Unlocking the Power of Freemium

When do freemium apps boost sales of their paid counterparts?

Platform Papers is a monthly blog about platform competition and Big Tech. Blogposts are written by prominent scholars based on their research. The blog is linked to platformpapers.com, an online repository that collects and organizes academic research on platform competition.

This blog is written by Yiting Deng, Anja Lambrecht and Yongdong Liu.

Digital platforms have enabled individuals and businesses to access audience and markets in unprecedented ways. Central to the success in this digital realm is the ability to monetize digital offerings. There are various methods for monetizing digital content, including freemium models, subscription models, pay-per-download or pay-per-view, and advertising.

The freemium business model, a blend of offering a “free” and a “premium” version of a product, has gained considerable traction in the digital space. Well known examples include Dropbox, LinkedIn, Spotify, etc. For mobile apps, freemium apps are those that offer a complimentary version with basic features while providing opportunities to unlock advanced or premium features for a fee. This can be accomplished by providing a separate paid premium version of the app, or more recently, through in-app purchases or subscription plans. Essentially, the free version provides consumers an opportunity to explore the app without incurring any immediate financial cost. The notion of sampling, a fundamental aspect of freemium models, is not exclusive to the digital realm. Well before digitization, merchants would distribute free samples to consumers to allow them to try the product. Similarly, in the software industry it has long been common to offer free trials. These trials typically came in two forms: time-limited trials (providing a free, fully functional version with a limited trial period) or feature-limited trials (offering a free, perpetual “light” version with restricted functionality).

In the context of freemium apps, developers typically opt for feature-limited trials. The free version grants users free access to the app’s core functionalities. For example, a freemium game app might allow users to play a few initial levels for free, while reserving advanced levels for the premium version. While sometimes users can access the premium version as a separate downloadable app, in other instances, these advanced levels can be unlocked through in-app purchases.

Despite the popularity of the freemium business model, a crucial question remains: Does the existence of a free version boost or undermine the sales of its existing paid counterpart?

Despite the popularity of the freemium business model, a crucial question remains: Does the existence of a free version boost or undermine the sales of its existing paid counterpart? On one hand, the free version provides consumers with the opportunity to try out the product before committing to a purchase, potentially driving up demand for the premium version. However, on the flip side, the free version might cannibalize sales of the paid version. So, does the availability of a free version enhance or undermine the sales of its premium counterpart? How should developers design freemium apps to increase conversion rates?

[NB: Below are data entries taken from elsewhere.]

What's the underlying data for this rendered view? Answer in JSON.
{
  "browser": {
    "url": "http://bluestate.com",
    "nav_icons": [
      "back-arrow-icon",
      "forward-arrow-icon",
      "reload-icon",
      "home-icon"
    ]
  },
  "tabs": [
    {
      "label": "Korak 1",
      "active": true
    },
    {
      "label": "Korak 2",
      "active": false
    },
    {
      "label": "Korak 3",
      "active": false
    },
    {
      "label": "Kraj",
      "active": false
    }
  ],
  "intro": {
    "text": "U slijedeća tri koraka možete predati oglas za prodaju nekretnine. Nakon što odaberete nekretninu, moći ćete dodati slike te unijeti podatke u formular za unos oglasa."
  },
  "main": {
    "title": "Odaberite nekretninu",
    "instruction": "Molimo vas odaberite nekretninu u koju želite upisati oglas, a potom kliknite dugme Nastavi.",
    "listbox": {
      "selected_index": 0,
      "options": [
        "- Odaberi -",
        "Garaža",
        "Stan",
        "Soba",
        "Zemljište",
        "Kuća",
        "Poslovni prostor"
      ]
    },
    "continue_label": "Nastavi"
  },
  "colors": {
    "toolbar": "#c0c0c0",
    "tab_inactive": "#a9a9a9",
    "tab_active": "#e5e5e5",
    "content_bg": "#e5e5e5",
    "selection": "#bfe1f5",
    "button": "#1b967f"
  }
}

In a recent paper published in Management Science, we set to answer these questions. We compile a comprehensive and granular data set on mobile game apps from Apple’s App Store and identify apps that offered both a free version and a paid version. In our sample, the majority of freemium apps initially offered a paid version and later introduced a free version. We focus on these apps to analyze how the introduction of the free version affected the paid version’s demand. Interestingly, we find that the introduction of a free version boosts the demand for its paid counterpart, suggesting that such positive effects outweigh any possible cannibalization. It is, however, not immediately clear why the free version of the app increases the sales of the paid version, instead of cannibalizing it. To better understand why this is the case, we explore two possible mechanisms: sampling and app discovery.

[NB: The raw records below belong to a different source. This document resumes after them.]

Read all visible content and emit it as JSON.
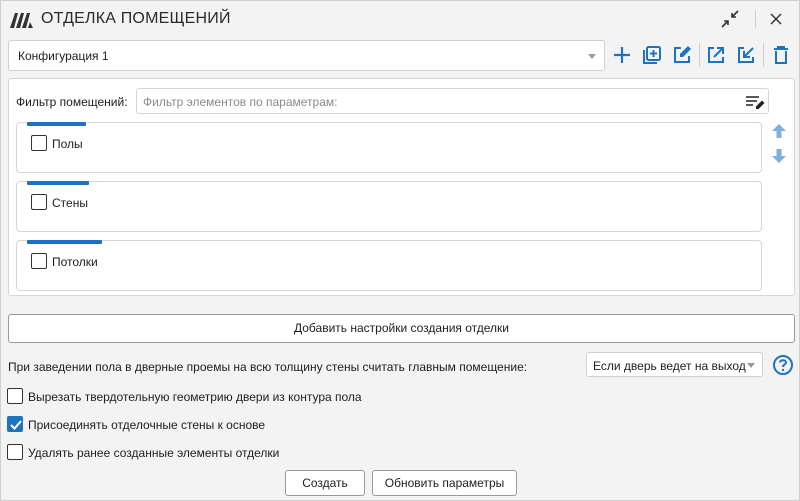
{
  "window": {
    "title": "ОТДЕЛКА ПОМЕЩЕНИЙ"
  },
  "config": {
    "selected": "Конфигурация 1"
  },
  "filter": {
    "label": "Фильтр помещений:",
    "placeholder": "Фильтр элементов по параметрам:"
  },
  "groups": [
    {
      "label": "Полы",
      "checked": false
    },
    {
      "label": "Стены",
      "checked": false
    },
    {
      "label": "Потолки",
      "checked": false
    }
  ],
  "add_settings_button": "Добавить настройки создания отделки",
  "door": {
    "label": "При заведении пола в дверные проемы на всю толщину стены считать главным помещение:",
    "selected": "Если дверь ведет на выход"
  },
  "options": [
    {
      "label": "Вырезать твердотельную геометрию двери из контура пола",
      "checked": false
    },
    {
      "label": "Присоединять отделочные стены к основе",
      "checked": true
    },
    {
      "label": "Удалять ранее созданные элементы отделки",
      "checked": false
    }
  ],
  "buttons": {
    "create": "Создать",
    "update": "Обновить параметры"
  },
  "icons": {
    "logo": "logo-icon",
    "collapse": "collapse-icon",
    "close": "close-icon",
    "add": "plus-icon",
    "duplicate": "duplicate-icon",
    "edit": "edit-icon",
    "export": "export-icon",
    "import": "import-icon",
    "delete": "trash-icon",
    "filter_edit": "filter-edit-icon",
    "move_up": "arrow-up-icon",
    "move_down": "arrow-down-icon",
    "help": "help-icon"
  },
  "colors": {
    "accent": "#1e73be",
    "accent_light": "#7fb0dc"
  }
}
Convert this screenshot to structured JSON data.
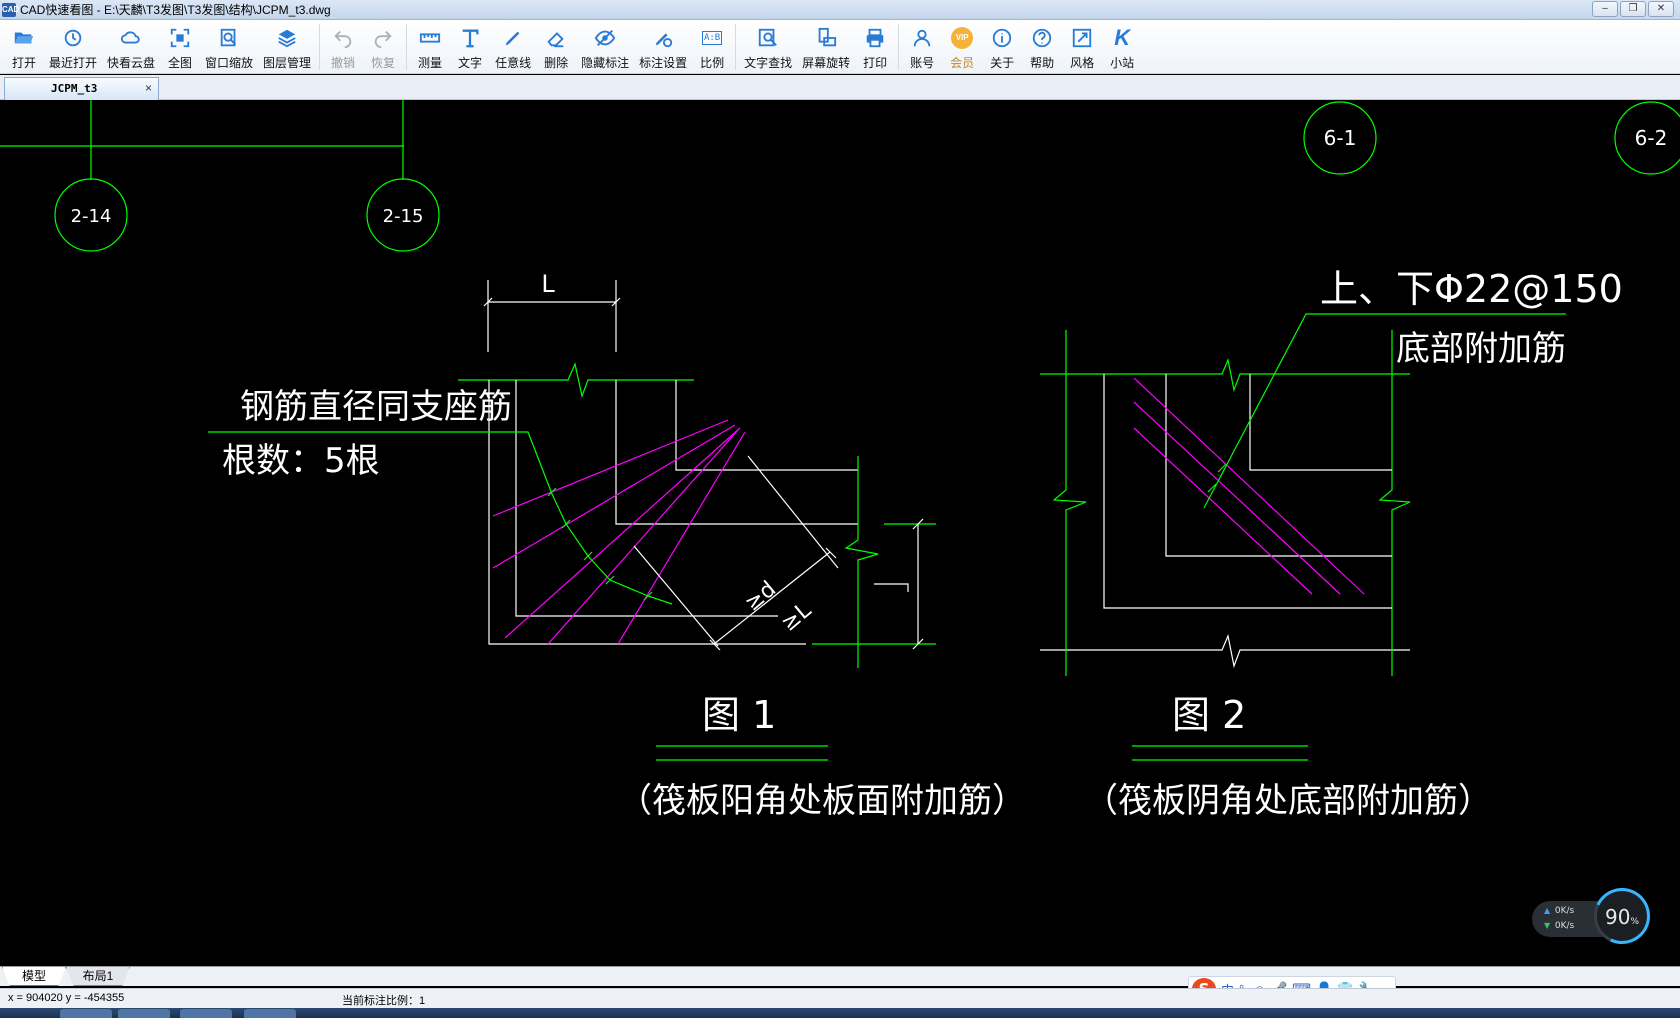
{
  "window": {
    "title": "CAD快速看图 - E:\\天麟\\T3发图\\T3发图\\结构\\JCPM_t3.dwg",
    "app_icon_label": "CAD",
    "minimize_label": "–",
    "restore_label": "❐",
    "close_label": "✕"
  },
  "toolbar": {
    "items": [
      {
        "id": "open",
        "label": "打开",
        "icon": "folder-open-icon",
        "enabled": true
      },
      {
        "id": "recent",
        "label": "最近打开",
        "icon": "history-icon",
        "enabled": true
      },
      {
        "id": "cloud",
        "label": "快看云盘",
        "icon": "cloud-icon",
        "enabled": true
      },
      {
        "id": "fullview",
        "label": "全图",
        "icon": "fit-view-icon",
        "enabled": true
      },
      {
        "id": "window-zoom",
        "label": "窗口缩放",
        "icon": "window-zoom-icon",
        "enabled": true
      },
      {
        "id": "layers",
        "label": "图层管理",
        "icon": "layers-icon",
        "enabled": true
      },
      {
        "id": "undo",
        "label": "撤销",
        "icon": "undo-icon",
        "enabled": false
      },
      {
        "id": "redo",
        "label": "恢复",
        "icon": "redo-icon",
        "enabled": false
      },
      {
        "id": "measure",
        "label": "测量",
        "icon": "ruler-icon",
        "enabled": true
      },
      {
        "id": "text",
        "label": "文字",
        "icon": "text-icon",
        "enabled": true
      },
      {
        "id": "freeline",
        "label": "任意线",
        "icon": "pen-icon",
        "enabled": true
      },
      {
        "id": "delete",
        "label": "删除",
        "icon": "eraser-icon",
        "enabled": true
      },
      {
        "id": "hide-annot",
        "label": "隐藏标注",
        "icon": "eye-hidden-icon",
        "enabled": true
      },
      {
        "id": "annot-settings",
        "label": "标注设置",
        "icon": "annotation-settings-icon",
        "enabled": true
      },
      {
        "id": "scale",
        "label": "比例",
        "icon": "scale-icon",
        "enabled": true
      },
      {
        "id": "text-search",
        "label": "文字查找",
        "icon": "text-search-icon",
        "enabled": true
      },
      {
        "id": "rotate",
        "label": "屏幕旋转",
        "icon": "rotate-screen-icon",
        "enabled": true
      },
      {
        "id": "print",
        "label": "打印",
        "icon": "printer-icon",
        "enabled": true
      },
      {
        "id": "account",
        "label": "账号",
        "icon": "user-icon",
        "enabled": true
      },
      {
        "id": "vip",
        "label": "会员",
        "icon": "vip-icon",
        "enabled": true
      },
      {
        "id": "about",
        "label": "关于",
        "icon": "info-icon",
        "enabled": true
      },
      {
        "id": "help",
        "label": "帮助",
        "icon": "help-icon",
        "enabled": true
      },
      {
        "id": "style",
        "label": "风格",
        "icon": "style-icon",
        "enabled": true
      },
      {
        "id": "site",
        "label": "小站",
        "icon": "site-k-icon",
        "enabled": true
      }
    ],
    "icon_text": {
      "scale": "A:B",
      "vip": "VIP",
      "site": "K"
    }
  },
  "doc_tab": {
    "label": "JCPM_t3",
    "close_label": "×"
  },
  "drawing": {
    "axis_bubbles": [
      "2-14",
      "2-15",
      "6-1",
      "6-2"
    ],
    "fig1": {
      "dim_label": "L",
      "note_line1": "钢筋直径同支座筋",
      "note_line2": "根数：5根",
      "dim_diag_1": "≥d",
      "dim_diag_2": "≥L",
      "dim_right": "L",
      "caption": "图 1",
      "subcaption": "（筏板阳角处板面附加筋）"
    },
    "fig2": {
      "note_line1": "上、下Φ22@150",
      "note_line2": "底部附加筋",
      "caption": "图 2",
      "subcaption": "（筏板阴角处底部附加筋）"
    },
    "colors": {
      "white": "#ffffff",
      "green": "#00ff00",
      "magenta": "#ff00ff",
      "background": "#000000"
    }
  },
  "speed_widget": {
    "up": "0K/s",
    "down": "0K/s",
    "percent": "90",
    "percent_unit": "%"
  },
  "layout_tabs": [
    "模型",
    "布局1"
  ],
  "ime": {
    "logo": "S",
    "items": [
      "中",
      "°,",
      "☺",
      "🎤",
      "⌨",
      "👤",
      "👕",
      "🔧"
    ]
  },
  "status": {
    "coords": "x = 904020  y = -454355",
    "scale": "当前标注比例：1"
  }
}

The introduction of a free version boosts the demand for its paid counterpart.


We first explore whether the free version may benefit the paid version because it allows consumers to sample the paid version before making a purchase. After exploring the free version, if the consumer enjoys the app but wants to gain access to more functions, they would then upgrade to the paid version. In this way, the free version can increase the paid version’s demand through sampling.  

When would the benefits from sampling be most prominent? If, for example, information such as previous ratings indicate that the paid version is of low quality, consumers have such low expectations of product quality that it is not worthwhile incurring the hassle of sampling, and as a consequence, offering a free sample will have little effect on purchases of the paid version. Conversely, if there is information suggesting that the paid version is of very high quality, consumers may prefer to purchase the paid version directly – if they expect that the full and better version justifies its cost, they may consider it not worthwhile to go through the effort of downloading and using an inferior version. The sweet spot therefore lies in the middle: it is only for products where publicly available information, such as ratings, suggests a medium quality level that sampling matters. Indeed, we identify this inverted U-shaped relationship between an app’s average star ratings and whether the free version indeed increases demand for the paid version.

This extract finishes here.